Demandes FNSEA sur les prix de l’énergie

1. Un niveau de prise en charge trop faible

Les productions énergo-intensives du monde agricole ne peuvent répercuter que très partiellement le surcoût lié à l’énergie, en raison des circuits de contractualisation ne prenant pas en compte ces surcoûts. Par ailleurs, il s’agit là d’alimentation, poste très sensible chez le consommateur, qui peut toujours se reporter sur un produit étranger, de moins bonne qualité, mais moins cher.

Un certain nombre de productions (légumes sous serre, endives, champignons, pommes, poires…) seraient sacrifier dans le panier du consommateur si les producteurs devaient répercuter les surcoûts liés à l’énergie sur le prix de vente.

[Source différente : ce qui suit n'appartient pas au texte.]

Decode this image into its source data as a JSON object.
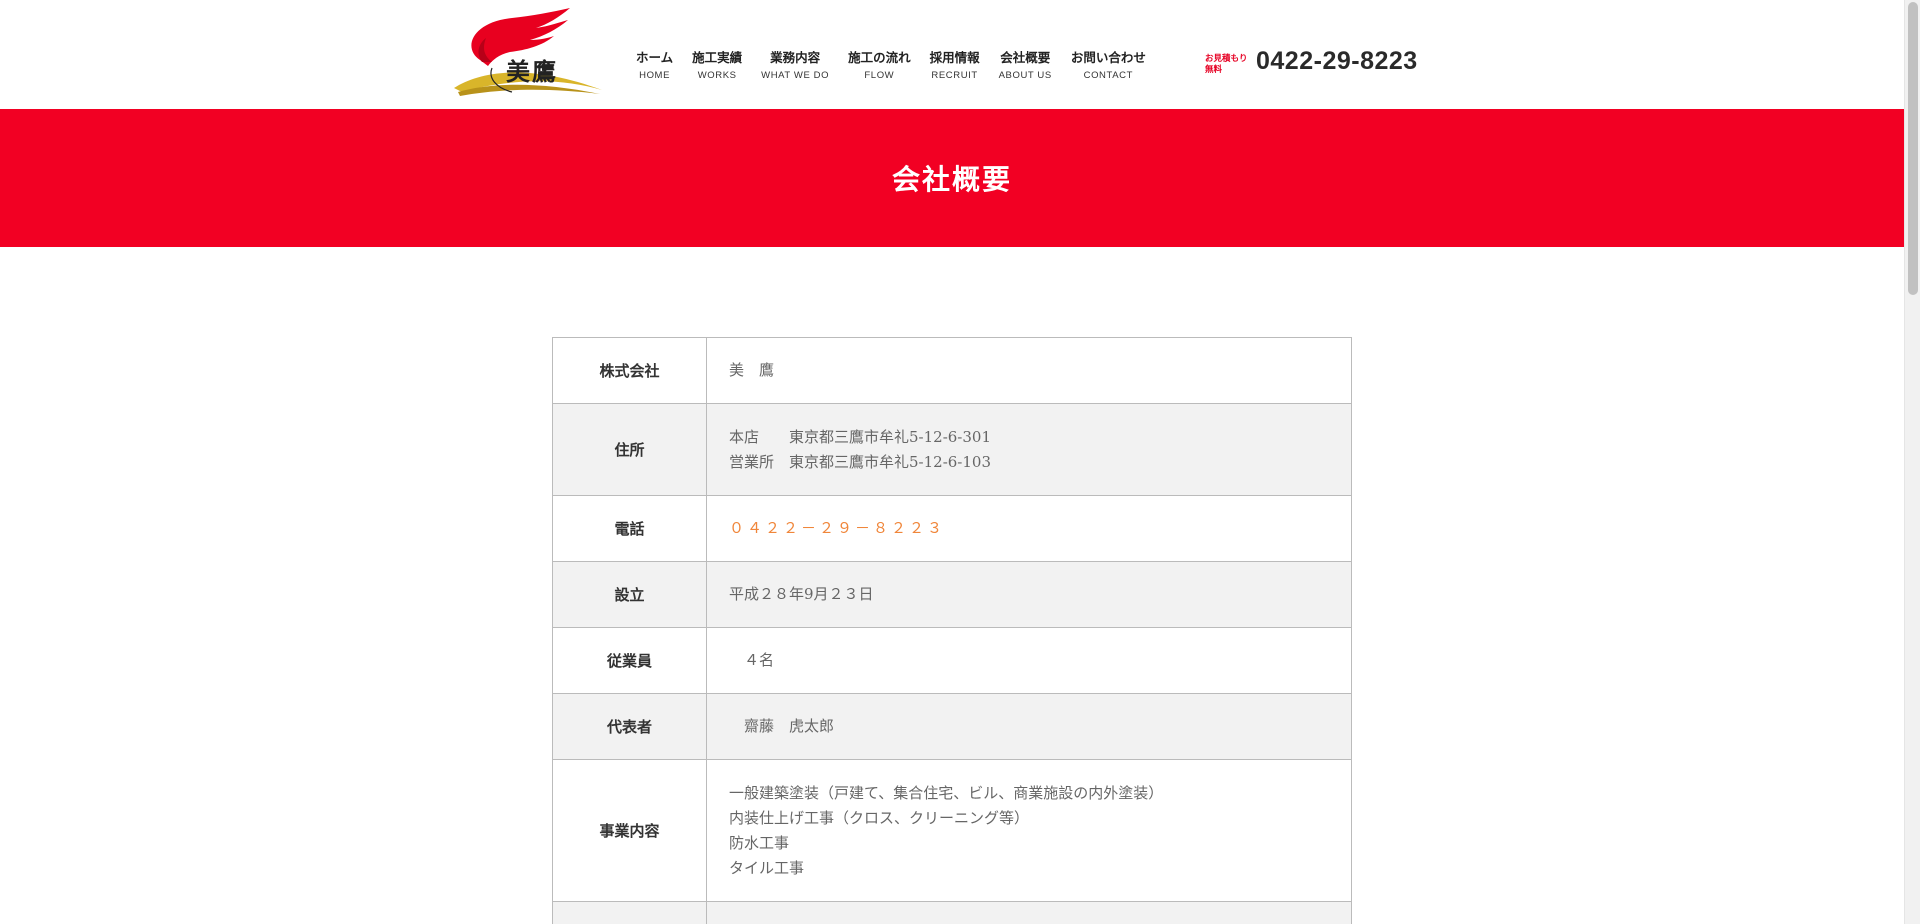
{
  "header": {
    "logo_text": "美鷹",
    "nav": [
      {
        "jp": "ホーム",
        "en": "HOME"
      },
      {
        "jp": "施工実績",
        "en": "WORKS"
      },
      {
        "jp": "業務内容",
        "en": "WHAT WE DO"
      },
      {
        "jp": "施工の流れ",
        "en": "FLOW"
      },
      {
        "jp": "採用情報",
        "en": "RECRUIT"
      },
      {
        "jp": "会社概要",
        "en": "ABOUT US"
      },
      {
        "jp": "お問い合わせ",
        "en": "CONTACT"
      }
    ],
    "free_quote": "お見積もり無料",
    "phone": "0422-29-8223"
  },
  "banner": {
    "title": "会社概要"
  },
  "company": {
    "rows": [
      {
        "label": "株式会社",
        "lines": [
          "美　鷹"
        ]
      },
      {
        "label": "住所",
        "lines": [
          "本店　　東京都三鷹市牟礼5-12-6-301",
          "営業所　東京都三鷹市牟礼5-12-6-103"
        ]
      },
      {
        "label": "電話",
        "lines": [
          "０４２２－２９－８２２３"
        ]
      },
      {
        "label": "設立",
        "lines": [
          "平成２８年9月２３日"
        ]
      },
      {
        "label": "従業員",
        "lines": [
          "　４名"
        ]
      },
      {
        "label": "代表者",
        "lines": [
          "　齋藤　虎太郎"
        ]
      },
      {
        "label": "事業内容",
        "lines": [
          "一般建築塗装（戸建て、集合住宅、ビル、商業施設の内外塗装）",
          "内装仕上げ工事（クロス、クリーニング等）",
          "防水工事",
          "タイル工事"
        ]
      }
    ]
  },
  "colors": {
    "brand_red": "#f20023",
    "tel_orange": "#f0863a",
    "row_alt_bg": "#f2f2f2"
  },
  "icons": {
    "logo": "eagle-wing-logo-icon"
  }
}
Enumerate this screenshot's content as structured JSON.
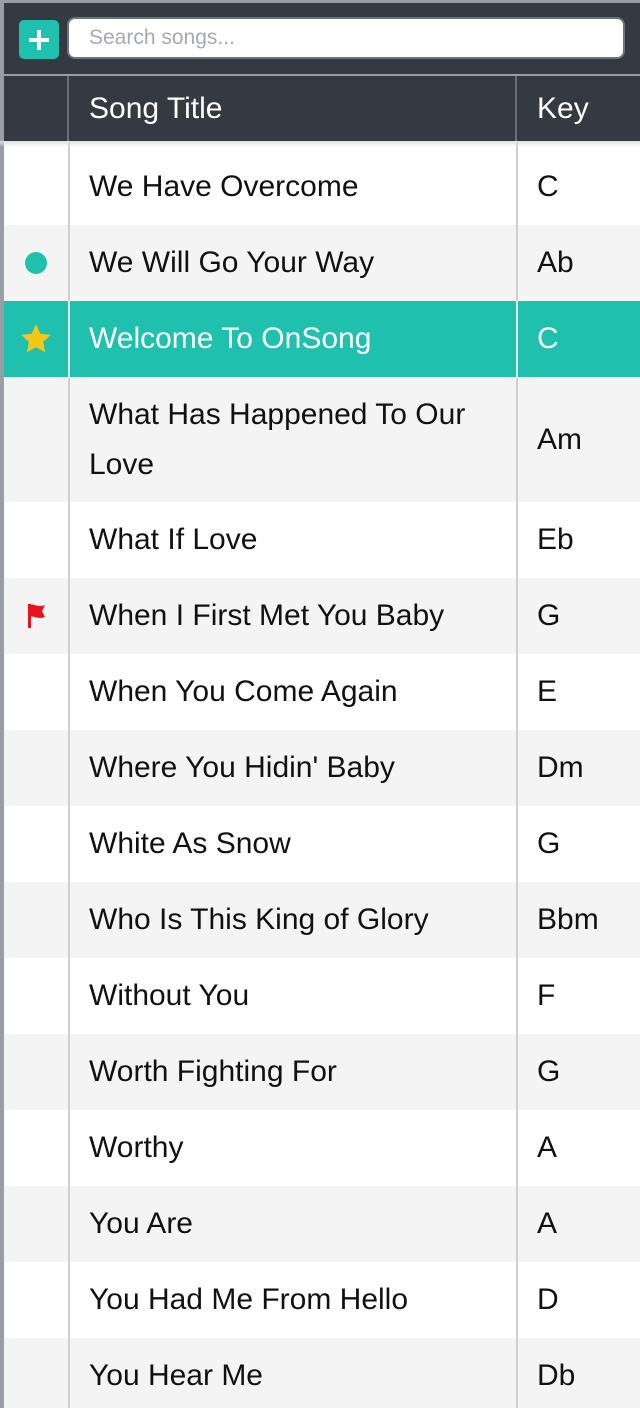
{
  "toolbar": {
    "add_label": "+",
    "search_placeholder": "Search songs...",
    "search_value": ""
  },
  "header": {
    "title": "Song Title",
    "key": "Key"
  },
  "colors": {
    "accent": "#1fc1ae",
    "header_bg": "#353a42",
    "star": "#f5c518",
    "flag": "#e8141b"
  },
  "songs": [
    {
      "title": "We Have Overcome",
      "key": "C",
      "marker": "none"
    },
    {
      "title": "We Will Go Your Way",
      "key": "Ab",
      "marker": "dot-icon"
    },
    {
      "title": "Welcome To OnSong",
      "key": "C",
      "marker": "star-icon",
      "selected": true
    },
    {
      "title": "What Has Happened To Our Love",
      "key": "Am",
      "marker": "none"
    },
    {
      "title": "What If Love",
      "key": "Eb",
      "marker": "none"
    },
    {
      "title": "When I First Met You Baby",
      "key": "G",
      "marker": "flag-icon"
    },
    {
      "title": "When You Come Again",
      "key": "E",
      "marker": "none"
    },
    {
      "title": "Where You Hidin' Baby",
      "key": "Dm",
      "marker": "none"
    },
    {
      "title": "White As Snow",
      "key": "G",
      "marker": "none"
    },
    {
      "title": "Who Is This King of Glory",
      "key": "Bbm",
      "marker": "none"
    },
    {
      "title": "Without You",
      "key": "F",
      "marker": "none"
    },
    {
      "title": "Worth Fighting For",
      "key": "G",
      "marker": "none"
    },
    {
      "title": "Worthy",
      "key": "A",
      "marker": "none"
    },
    {
      "title": "You Are",
      "key": "A",
      "marker": "none"
    },
    {
      "title": "You Had Me From Hello",
      "key": "D",
      "marker": "none"
    },
    {
      "title": "You Hear Me",
      "key": "Db",
      "marker": "none"
    }
  ]
}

Le secteur agricole a donc besoin d’une prise en charge à hauteur de 70% du surcoût au-delà du doublement du prix, et non 30% comme actuellement (voir chiffrage filière pomme-poire).

2. Le critère de 3% du chiffre d’affaires inopérant

Comparer le niveau de charges relatif à l’énergie au chiffre d’affaires d’une exploitation agricole n’a pas forcément de sens, eu égard au très faible niveau de marge des exploitations agricoles. Les chiffres d’affaires peuvent ainsi être relativement élevés (rendant difficilement atteignable ce seuil de 3%), sans pour autant que le résultat dégagé soit important. Pire encore, les surcoûts liés au gaz et à l’électricité, additionnés aux autres postes de charges (carburant, SMIC, engrais, emballages…), ont pu réduire sensiblement le résultat des exploitations, sans pour autant que le seuil de 3% ne soit atteint. Une baisse de ce seuil d’éligibilité à 2% permettrait de prendre en compte l’intégralité des exploitations agricoles énergo-intensives, à défaut de quoi nous proposons une comparaison du niveau de charges liées à l’énergie au niveau total de charges de l’exploitation.

3. La baisse de l’excédent brut d’exploitation (EBE) ne répond toujours pas à la problématique liée à l’établissement de l’EBE

La simple baisse d’EBE désormais attendue ne répond pas à la problématique des entreprises agricoles, qui n’ont pas toujours de service de comptabilité dédié à l’établissement de cet EBE. Cet indicateur est généré une fois par an, lors de la présentation de ses comptes annuels à l’exploitant, et n’est en aucun cas calculé mensuellement ou trimestriellement par l’entreprise en charge de la comptabilité de l’exploitation. De ce fait, la nouvelle maille mensuelle et la baisse d’EBE suscitent toujours les mêmes problématiques chez les exploitants. Il est donc proposé, pour les entreprises justifiant d’un chiffre d’affaires inférieur à 2 millions d’euros, de supprimer ce critère lié à l’EBE, pour ne retenir que le doublement des factures.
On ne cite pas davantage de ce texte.